Belatedly, the authorities have recognised this problem, and are
trying to do something about it. The irony is that this involves
eliminating the remote readability that was envisaged to be such a
crucial feature of the system in the first place.

One approach is to imprison the chip in a Faraday cage. This is a
contraption for blocking radio waves which is named after one of the
19th-century pioneers of electrical technology. It consists of a box
made of closely spaced metal bars. In practice, an aluminium sheath
would be woven into the cover of the passport. This would stop energy
from the reader reaching the chip while the passport is closed.

Another approach, which has just been endorsed by the European Union,
is an electronic lock on the chip.
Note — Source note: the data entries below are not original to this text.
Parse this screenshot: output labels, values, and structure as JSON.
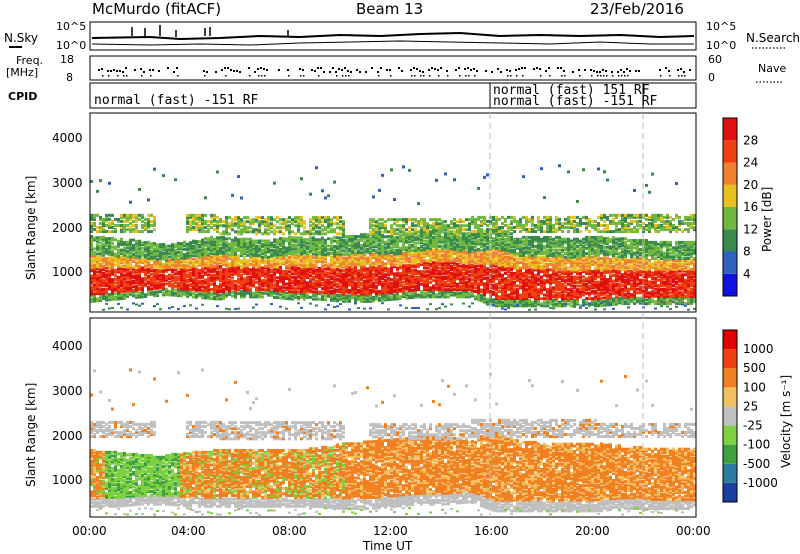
{
  "header": {
    "station": "McMurdo (fitACF)",
    "beam": "Beam 13",
    "date": "23/Feb/2016"
  },
  "top_panels": {
    "nsky": {
      "label": "N.Sky",
      "ticks_left": [
        "10^5",
        "10^0"
      ],
      "ticks_right": [
        "10^5",
        "10^0"
      ],
      "right_label": "N.Search"
    },
    "freq": {
      "label_line1": "Freq.",
      "label_line2": "[MHz]",
      "ticks_left": [
        "18",
        "8"
      ],
      "ticks_right": [
        "60",
        "0"
      ],
      "right_label": "Nave"
    },
    "cpid": {
      "label": "CPID",
      "segments": [
        {
          "text": "normal (fast) -151 RF",
          "start": "00:00",
          "end": "16:00",
          "row": 2
        },
        {
          "text": "normal (fast) 151 RF",
          "start": "16:00",
          "end": "22:00",
          "row": 1
        },
        {
          "text": "normal (fast) -151 RF",
          "start": "16:00",
          "end": "22:00",
          "row": 2
        }
      ]
    }
  },
  "chart_data": [
    {
      "type": "heatmap",
      "panel": "power",
      "ylabel": "Slant Range [km]",
      "yticks": [
        "1000",
        "2000",
        "3000",
        "4000"
      ],
      "ylim": [
        180,
        4600
      ],
      "colorbar_label": "Power [dB]",
      "colorbar_ticks": [
        "4",
        "8",
        "12",
        "16",
        "20",
        "24",
        "28"
      ],
      "colors": [
        "#1010e0",
        "#3060c0",
        "#3a8a50",
        "#70b840",
        "#e8c020",
        "#f08030",
        "#f04010",
        "#e01010"
      ],
      "x_hours": [
        0,
        1,
        2,
        3,
        4,
        5,
        6,
        7,
        8,
        9,
        10,
        11,
        12,
        13,
        14,
        15,
        16,
        17,
        18,
        19,
        20,
        21,
        22,
        23,
        24
      ],
      "main_band_km": [
        [
          600,
          1700
        ],
        [
          650,
          1650
        ],
        [
          700,
          1600
        ],
        [
          750,
          1500
        ],
        [
          700,
          1600
        ],
        [
          650,
          1700
        ],
        [
          700,
          1650
        ],
        [
          700,
          1600
        ],
        [
          650,
          1700
        ],
        [
          650,
          1650
        ],
        [
          600,
          1700
        ],
        [
          600,
          1750
        ],
        [
          650,
          1700
        ],
        [
          700,
          1800
        ],
        [
          700,
          1850
        ],
        [
          700,
          1750
        ],
        [
          500,
          1900
        ],
        [
          500,
          1700
        ],
        [
          500,
          1700
        ],
        [
          500,
          1650
        ],
        [
          500,
          1700
        ],
        [
          550,
          1650
        ],
        [
          550,
          1600
        ],
        [
          550,
          1600
        ],
        [
          550,
          1600
        ]
      ],
      "second_band_km": [
        [
          2000,
          2400
        ],
        [
          1950,
          2350
        ],
        [
          1950,
          2300
        ],
        [
          2000,
          2350
        ],
        [
          2000,
          2400
        ]
      ]
    },
    {
      "type": "heatmap",
      "panel": "velocity",
      "ylabel": "Slant Range [km]",
      "yticks": [
        "1000",
        "2000",
        "3000",
        "4000"
      ],
      "ylim": [
        180,
        4600
      ],
      "colorbar_label": "Velocity [m s⁻¹]",
      "colorbar_ticks": [
        "1000",
        "500",
        "100",
        "25",
        "-25",
        "-100",
        "-500",
        "-1000"
      ],
      "colors": [
        "#1a3fa0",
        "#2f7aa0",
        "#3fa040",
        "#7fd040",
        "#c0c0c0",
        "#f0c060",
        "#f08020",
        "#f04010",
        "#e00000"
      ],
      "x_hours": [
        0,
        1,
        2,
        3,
        4,
        5,
        6,
        7,
        8,
        9,
        10,
        11,
        12,
        13,
        14,
        15,
        16,
        17,
        18,
        19,
        20,
        21,
        22,
        23,
        24
      ],
      "main_band_km": [
        [
          600,
          1500
        ],
        [
          600,
          1450
        ],
        [
          650,
          1400
        ],
        [
          650,
          1400
        ],
        [
          600,
          1450
        ],
        [
          600,
          1500
        ],
        [
          600,
          1500
        ],
        [
          600,
          1500
        ],
        [
          600,
          1500
        ],
        [
          600,
          1550
        ],
        [
          550,
          1650
        ],
        [
          550,
          1700
        ],
        [
          600,
          1750
        ],
        [
          650,
          1800
        ],
        [
          650,
          1800
        ],
        [
          700,
          1700
        ],
        [
          500,
          1900
        ],
        [
          500,
          1700
        ],
        [
          500,
          1650
        ],
        [
          500,
          1650
        ],
        [
          500,
          1650
        ],
        [
          550,
          1600
        ],
        [
          550,
          1550
        ],
        [
          550,
          1550
        ],
        [
          550,
          1550
        ]
      ],
      "second_band_km": [
        [
          2000,
          2350
        ],
        [
          1950,
          2350
        ],
        [
          1950,
          2300
        ],
        [
          2000,
          2400
        ],
        [
          2000,
          2300
        ]
      ]
    }
  ],
  "x_axis": {
    "ticks": [
      "00:00",
      "04:00",
      "08:00",
      "12:00",
      "16:00",
      "20:00",
      "00:00"
    ],
    "label": "Time UT"
  }
}
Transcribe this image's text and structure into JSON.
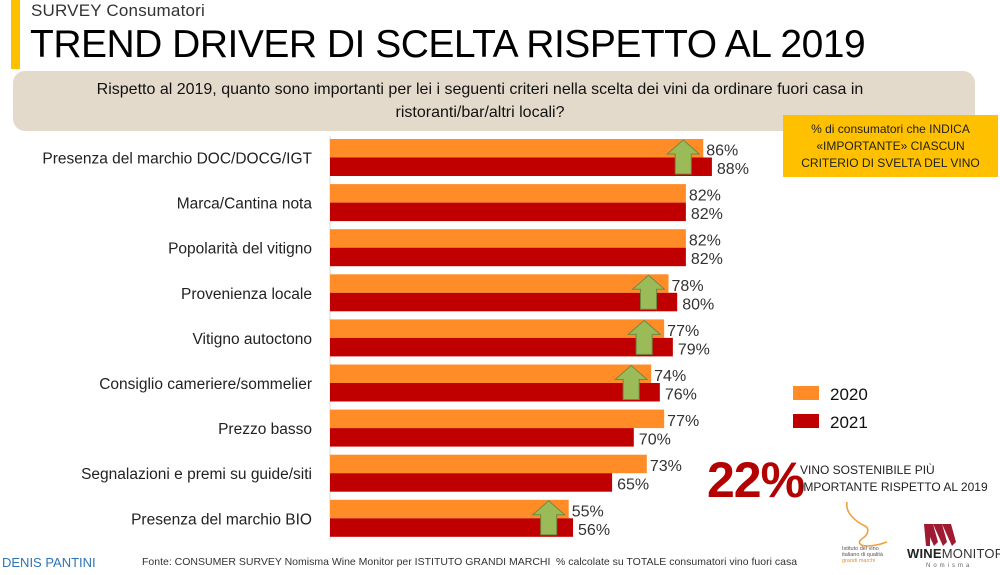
{
  "header": {
    "survey_label": "SURVEY Consumatori",
    "title": "TREND DRIVER DI SCELTA RISPETTO AL 2019",
    "question": "Rispetto al 2019, quanto sono importanti per lei i seguenti criteri nella scelta dei vini da ordinare fuori casa in ristoranti/bar/altri locali?"
  },
  "note_box": {
    "line1": "% di consumatori che INDICA",
    "line2": "«IMPORTANTE» CIASCUN",
    "line3": "CRITERIO DI SVELTA DEL VINO"
  },
  "highlight": {
    "value": "22%",
    "line1": "VINO SOSTENIBILE PIÙ",
    "line2": "IMPORTANTE RISPETTO AL 2019"
  },
  "footer": {
    "author": "DENIS PANTINI",
    "source": "Fonte: CONSUMER SURVEY Nomisma Wine Monitor per ISTITUTO GRANDI MARCHI",
    "calc_note": "% calcolate su TOTALE consumatori vino fuori casa",
    "logo_igm_line1": "Istituto del vino",
    "logo_igm_line2": "italiano di qualità",
    "logo_igm_line3": "grandi marchi",
    "logo_wm_bold": "WINE",
    "logo_wm_rest": "MONITOR",
    "logo_wm_sub": "Nomisma"
  },
  "colors": {
    "series_2020": "#FF8C27",
    "series_2021": "#C00000",
    "arrow_fill": "#9BBB59",
    "arrow_stroke": "#71893F",
    "accent": "#FFC000"
  },
  "chart_data": {
    "type": "bar",
    "orientation": "horizontal",
    "title": "TREND DRIVER DI SCELTA RISPETTO AL 2019",
    "xlabel": "",
    "ylabel": "",
    "xlim": [
      0,
      100
    ],
    "grid": false,
    "legend_position": "right",
    "value_suffix": "%",
    "categories": [
      "Presenza del marchio DOC/DOCG/IGT",
      "Marca/Cantina nota",
      "Popolarità del vitigno",
      "Provenienza locale",
      "Vitigno autoctono",
      "Consiglio cameriere/sommelier",
      "Prezzo basso",
      "Segnalazioni e premi su guide/siti",
      "Presenza del marchio BIO"
    ],
    "series": [
      {
        "name": "2020",
        "values": [
          86,
          82,
          82,
          78,
          77,
          74,
          77,
          73,
          55
        ]
      },
      {
        "name": "2021",
        "values": [
          88,
          82,
          82,
          80,
          79,
          76,
          70,
          65,
          56
        ]
      }
    ],
    "increase_arrows": [
      true,
      false,
      false,
      true,
      true,
      true,
      false,
      false,
      true
    ]
  }
}
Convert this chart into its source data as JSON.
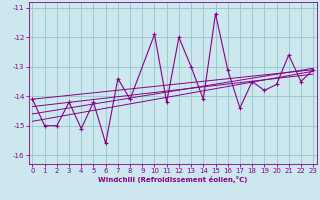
{
  "xlabel": "Windchill (Refroidissement éolien,°C)",
  "bg_color": "#cce8ee",
  "line_color": "#880088",
  "grid_color": "#99cccc",
  "x_data": [
    0,
    1,
    2,
    3,
    4,
    5,
    6,
    7,
    8,
    10,
    11,
    12,
    13,
    14,
    15,
    16,
    17,
    18,
    19,
    20,
    21,
    22,
    23
  ],
  "y_data": [
    -14.1,
    -15.0,
    -15.0,
    -14.2,
    -15.1,
    -14.2,
    -15.6,
    -13.4,
    -14.1,
    -11.9,
    -14.2,
    -12.0,
    -13.0,
    -14.1,
    -11.2,
    -13.1,
    -14.4,
    -13.5,
    -13.8,
    -13.6,
    -12.6,
    -13.5,
    -13.1
  ],
  "ylim": [
    -16.3,
    -10.8
  ],
  "xlim": [
    -0.3,
    23.3
  ],
  "xticks": [
    0,
    1,
    2,
    3,
    4,
    5,
    6,
    7,
    8,
    9,
    10,
    11,
    12,
    13,
    14,
    15,
    16,
    17,
    18,
    19,
    20,
    21,
    22,
    23
  ],
  "yticks": [
    -16,
    -15,
    -14,
    -13,
    -12,
    -11
  ],
  "trend_lines": [
    {
      "x": [
        0,
        23
      ],
      "y": [
        -14.1,
        -13.1
      ]
    },
    {
      "x": [
        0,
        23
      ],
      "y": [
        -14.35,
        -13.25
      ]
    },
    {
      "x": [
        0,
        23
      ],
      "y": [
        -14.6,
        -13.05
      ]
    },
    {
      "x": [
        0,
        23
      ],
      "y": [
        -14.85,
        -13.15
      ]
    }
  ]
}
The passport would then have to be
swiped through a special reader in order to unlock the chip so that it
could be read. How the European approach will interoperate with other
countries' passport controls still needs to be worked out. Those
countries may need special equipment or software to read an EU
passport, which undermines the ideal of a global, interoperable

Sceptics might suggest that these last-minute countermeasures call into
doubt the reason for a radio-chip device in the first place. Frank Moss, of

America's State Department, disagrees. As he puts it, I don't think it
questions the standard. I think what it does is it requires us to come
up with measures that mitigate the risks. However, a number of
executives at the firms who are trying to build the devices appear to
disagree. They acknowledge the difficulties caused by choosing
radio-frequency chips instead of a system where direct contact must be
made with the reader. But as one of them, who preferred not to be
named, put it: We simply supply all the technology the choice is not
up to us. If it's good enough for the US, it's good enough for us.

Whether it actually is good enough for the United States, or for any other
country, remains to be seen. So far, only Belgium has met America's
deadline. It introduced passports based on the new technology in November.

However, hints from the American government suggest that the October
deadline may be allowed to slip again (it has already been put back
once) since the Americans themselves will not be ready by then. It is
awkward to hold foreigners to higher standards than you impose on
yourself. Perhaps it is time to go back to the drawing board.